Protein and the Endurance Athlete: Part One, What is Protein Anyway?
Protein for the endurance athlete is an essential ingredient for success. Learn what this macronutrient does and how to use it.
This is a two-part series for protein and the endurance athlete. This article will provide the theoretical framework of protein for athletes, and part two will discuss the practical application of meeting your protein needs through your diet.
While carbohydrates are king of fueling performance, protein comes into play with post-training recovery. It’s important to understand the role that protein can play and how it can support your body as you work towards your athletic goals.
Why Protein Matters
Protein consists of amino acids and has multiple roles in the body:
- Protein is an essential macronutrient that provides calories and supports building and repairing muscle.
- Assists in regulating hunger by providing satiety. Including adequate protein at meals and snacks helps curb your appetite for longer.
- It helps to repair and build tissues such as skin, nails, bones and hair.
- Allows metabolic reactions to take place and coordinates bodily functions by producing hormones, enzymes and other chemicals.
- Controls fluid volume and maintains water and pH balance.
How Much Protein do Athletes Need?
Endurance athletes have higher protein needs than those that aren’t actively exercising. The latest recommendations from the International Society of Sports Nutrition are that athletes should be getting between 1.4-2.0 grams per kg body weight (0.63-0.9 g/lb).
Ideally, you’ll want to adjust protein intake to reflect rest, low-volume and high-volume endurance training phases, with the heavier the training volume the higher protein intake to support muscle recovery and minimize muscle loss.
It’s best to consume protein consistently throughout the day to supply your body with a steady source of amino acids. This will optimize muscle recovery, repair and growth, while helping regulate your appetite.
Post-workout, aim to consume 15-25 grams of protein within 30-60 minutes to take advantage of the body being primed to start the recovery process. It’s important to also consume carbohydrates with protein as the release of insulin increases amino acid uptake into muscle and suppresses muscle breakdown.
Protein Quality and Types
Nutrition from real food has consistently been shown to offer the best benefits when compared to the nutrition received from supplements. For most athletes they can meet their daily protein needs through food alone, including vegetarian diets.
Overall, the research has shown that animal-based proteins, such as meats, poultry, fish, seafood, eggs and dairy contain the highest amount of essential amino acids to support building and repairing lean muscle.
Whole plant foods also provide protein and good sources include beans, peas, lentils, whole grains, nuts, seeds and soy such as tofu and tempeh. With most plant-based protein sources, you’ll need to pair up foods to make sure you’re getting a complete blend of essential amino acids.
The Science Behind Protein
There are three branched-chain amino acids (BCAAS): isoleucine, leucine and valine. BCAAS are unique as they are particularly effective and efficient at supporting muscle growth compared to other amino acids. Leucine specifically may be the most important BCAA of all, as its role is to signal the body that amino acids are available and stimulate the muscle to start repairing and rebuilding muscle.

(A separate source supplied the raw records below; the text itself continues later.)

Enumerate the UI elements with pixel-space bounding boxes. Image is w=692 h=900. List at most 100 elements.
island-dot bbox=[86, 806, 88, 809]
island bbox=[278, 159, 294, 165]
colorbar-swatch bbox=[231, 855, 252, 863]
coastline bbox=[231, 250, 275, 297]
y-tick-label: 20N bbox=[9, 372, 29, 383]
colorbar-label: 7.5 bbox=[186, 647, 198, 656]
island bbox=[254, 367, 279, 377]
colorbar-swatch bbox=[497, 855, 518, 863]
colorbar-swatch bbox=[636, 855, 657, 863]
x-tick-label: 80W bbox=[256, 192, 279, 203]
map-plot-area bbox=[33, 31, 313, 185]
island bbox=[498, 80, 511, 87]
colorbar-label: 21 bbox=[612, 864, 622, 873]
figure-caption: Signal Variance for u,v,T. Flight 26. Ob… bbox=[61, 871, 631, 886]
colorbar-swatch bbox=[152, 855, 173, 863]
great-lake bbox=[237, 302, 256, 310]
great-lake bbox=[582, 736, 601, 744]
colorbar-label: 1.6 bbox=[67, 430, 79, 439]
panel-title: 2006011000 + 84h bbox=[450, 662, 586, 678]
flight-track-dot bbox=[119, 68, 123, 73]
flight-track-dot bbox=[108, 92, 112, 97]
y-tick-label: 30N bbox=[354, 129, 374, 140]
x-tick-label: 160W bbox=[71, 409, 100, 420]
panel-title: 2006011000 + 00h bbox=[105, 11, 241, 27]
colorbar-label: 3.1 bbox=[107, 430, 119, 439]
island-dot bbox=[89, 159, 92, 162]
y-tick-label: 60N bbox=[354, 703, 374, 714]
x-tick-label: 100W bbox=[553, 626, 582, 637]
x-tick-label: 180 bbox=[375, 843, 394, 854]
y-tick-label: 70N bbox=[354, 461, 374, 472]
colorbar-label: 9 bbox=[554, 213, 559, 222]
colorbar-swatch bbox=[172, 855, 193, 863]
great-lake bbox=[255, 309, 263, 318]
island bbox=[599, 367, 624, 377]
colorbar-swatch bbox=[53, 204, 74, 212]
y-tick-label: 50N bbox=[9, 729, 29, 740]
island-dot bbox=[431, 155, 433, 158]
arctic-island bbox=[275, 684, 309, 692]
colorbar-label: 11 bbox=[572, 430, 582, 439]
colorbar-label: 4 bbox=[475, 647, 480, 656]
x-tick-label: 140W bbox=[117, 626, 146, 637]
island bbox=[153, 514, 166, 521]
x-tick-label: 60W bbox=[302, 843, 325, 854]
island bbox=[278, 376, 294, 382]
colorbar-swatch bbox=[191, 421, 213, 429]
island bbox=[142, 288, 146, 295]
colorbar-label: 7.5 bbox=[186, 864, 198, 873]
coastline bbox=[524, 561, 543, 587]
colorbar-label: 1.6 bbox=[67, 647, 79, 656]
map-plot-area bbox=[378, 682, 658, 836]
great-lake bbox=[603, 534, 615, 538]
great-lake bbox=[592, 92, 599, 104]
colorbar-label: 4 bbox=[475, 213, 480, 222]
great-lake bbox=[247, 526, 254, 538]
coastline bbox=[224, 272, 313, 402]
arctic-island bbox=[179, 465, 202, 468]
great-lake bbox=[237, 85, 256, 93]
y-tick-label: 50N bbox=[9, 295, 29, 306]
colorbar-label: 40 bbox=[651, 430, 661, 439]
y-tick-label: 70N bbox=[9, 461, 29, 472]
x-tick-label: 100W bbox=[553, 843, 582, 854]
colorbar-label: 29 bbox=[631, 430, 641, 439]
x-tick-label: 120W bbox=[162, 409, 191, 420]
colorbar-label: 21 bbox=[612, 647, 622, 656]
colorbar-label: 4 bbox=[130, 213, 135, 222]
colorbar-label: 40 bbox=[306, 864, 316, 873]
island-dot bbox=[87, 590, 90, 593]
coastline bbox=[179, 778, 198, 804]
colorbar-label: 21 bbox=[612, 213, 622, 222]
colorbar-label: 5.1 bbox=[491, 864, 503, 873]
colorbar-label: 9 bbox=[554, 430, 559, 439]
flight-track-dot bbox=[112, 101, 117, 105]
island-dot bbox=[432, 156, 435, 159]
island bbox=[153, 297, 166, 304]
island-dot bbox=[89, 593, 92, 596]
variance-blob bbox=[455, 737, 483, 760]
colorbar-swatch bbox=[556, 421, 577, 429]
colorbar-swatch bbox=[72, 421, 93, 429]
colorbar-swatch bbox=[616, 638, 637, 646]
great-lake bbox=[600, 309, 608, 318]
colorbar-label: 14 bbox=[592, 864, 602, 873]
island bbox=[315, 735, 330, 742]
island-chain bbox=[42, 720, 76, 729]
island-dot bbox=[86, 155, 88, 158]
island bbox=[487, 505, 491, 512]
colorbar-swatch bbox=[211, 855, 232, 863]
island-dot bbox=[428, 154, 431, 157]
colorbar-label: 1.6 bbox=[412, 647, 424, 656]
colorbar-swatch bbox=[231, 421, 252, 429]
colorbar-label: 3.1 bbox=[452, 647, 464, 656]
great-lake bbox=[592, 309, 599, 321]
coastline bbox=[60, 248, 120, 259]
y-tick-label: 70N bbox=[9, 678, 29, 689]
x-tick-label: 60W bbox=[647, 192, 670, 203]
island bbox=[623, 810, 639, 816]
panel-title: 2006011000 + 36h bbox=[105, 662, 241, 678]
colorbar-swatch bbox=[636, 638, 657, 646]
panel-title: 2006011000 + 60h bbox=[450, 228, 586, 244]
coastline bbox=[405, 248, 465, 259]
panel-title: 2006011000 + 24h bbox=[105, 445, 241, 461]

Sources of leucine include beef, poultry, eggs, salmon, tuna, whey (dairy), beans, oats, tempeh/tofu, edamame and pumpkin seeds. Focus on getting leucine-rich foods throughout your day instead of leucine or BCAA supplements. Not only will you save money, but those foods will offer other beneficial nutrition as well.
Protein powders are a convenient option for athletes to supplement protein for training. It’s important to find protein options that are right for you and deliver the best nutrition for your body to recover effectively and efficiently from training.